Clinical, behavioral, and functional observations, body weight, food and water consumption, hematology and blood chemistry were evaluated. During the lactation phase, clinical observations were performed on all surviving offspring, together with litter size and offspring weights and assessment of developmental landmarks. All animals were subjected to a gross necropsy examination and histopathological evaluation of selected tissues was performed.

One male in the 250 mg/kg/day group was found dead on Day 33, but this was considered unrelated to treatment. There were no other unscheduled deaths during the study.

No treatment-related effects were noted in clinical, behavioral, and functional observations, sensory reactivity assessment, and hematology and blood chemistry. No adverse effect on bodyweight change, food and water consumption was detected for males throughout the treatment period, or for females during the maturation, gestation or lactation phases of the study.

There were no treatment-related effects in fertility, litter size, sex ratio, offspring viability and development, and little observations.

No treatment-related effects were noted in necropsy, organ weights, and histopathology.

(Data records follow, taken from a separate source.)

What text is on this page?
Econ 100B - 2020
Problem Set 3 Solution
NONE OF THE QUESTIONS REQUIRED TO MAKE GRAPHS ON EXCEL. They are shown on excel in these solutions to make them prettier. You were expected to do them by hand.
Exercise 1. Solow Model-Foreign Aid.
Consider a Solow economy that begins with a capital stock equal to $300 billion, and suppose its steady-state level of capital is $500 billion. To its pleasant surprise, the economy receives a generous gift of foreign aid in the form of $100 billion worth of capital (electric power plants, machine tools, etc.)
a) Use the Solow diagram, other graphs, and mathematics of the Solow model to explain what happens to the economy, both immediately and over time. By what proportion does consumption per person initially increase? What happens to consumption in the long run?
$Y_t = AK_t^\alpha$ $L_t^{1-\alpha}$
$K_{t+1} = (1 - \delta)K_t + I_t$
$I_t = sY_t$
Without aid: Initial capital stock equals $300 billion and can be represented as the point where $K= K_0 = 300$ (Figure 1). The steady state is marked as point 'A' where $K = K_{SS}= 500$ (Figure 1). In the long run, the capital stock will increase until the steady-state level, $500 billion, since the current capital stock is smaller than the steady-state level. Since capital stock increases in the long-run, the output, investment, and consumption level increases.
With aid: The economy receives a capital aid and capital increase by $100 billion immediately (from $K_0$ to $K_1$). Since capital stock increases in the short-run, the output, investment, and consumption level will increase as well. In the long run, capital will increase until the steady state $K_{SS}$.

The oral administration of the test material to rat by gavage at a maximum dose level of 1000 mg/kg/day did not result in any treatment-related effects. The No-Observed-Effect Level (NOEL) for systemic toxicity was considered to be 1000 mg/kg/day. No treatment-related effects on reproduction were evident and the NOEL for reproductive toxicity was considered to be 1000 mg/kg/day.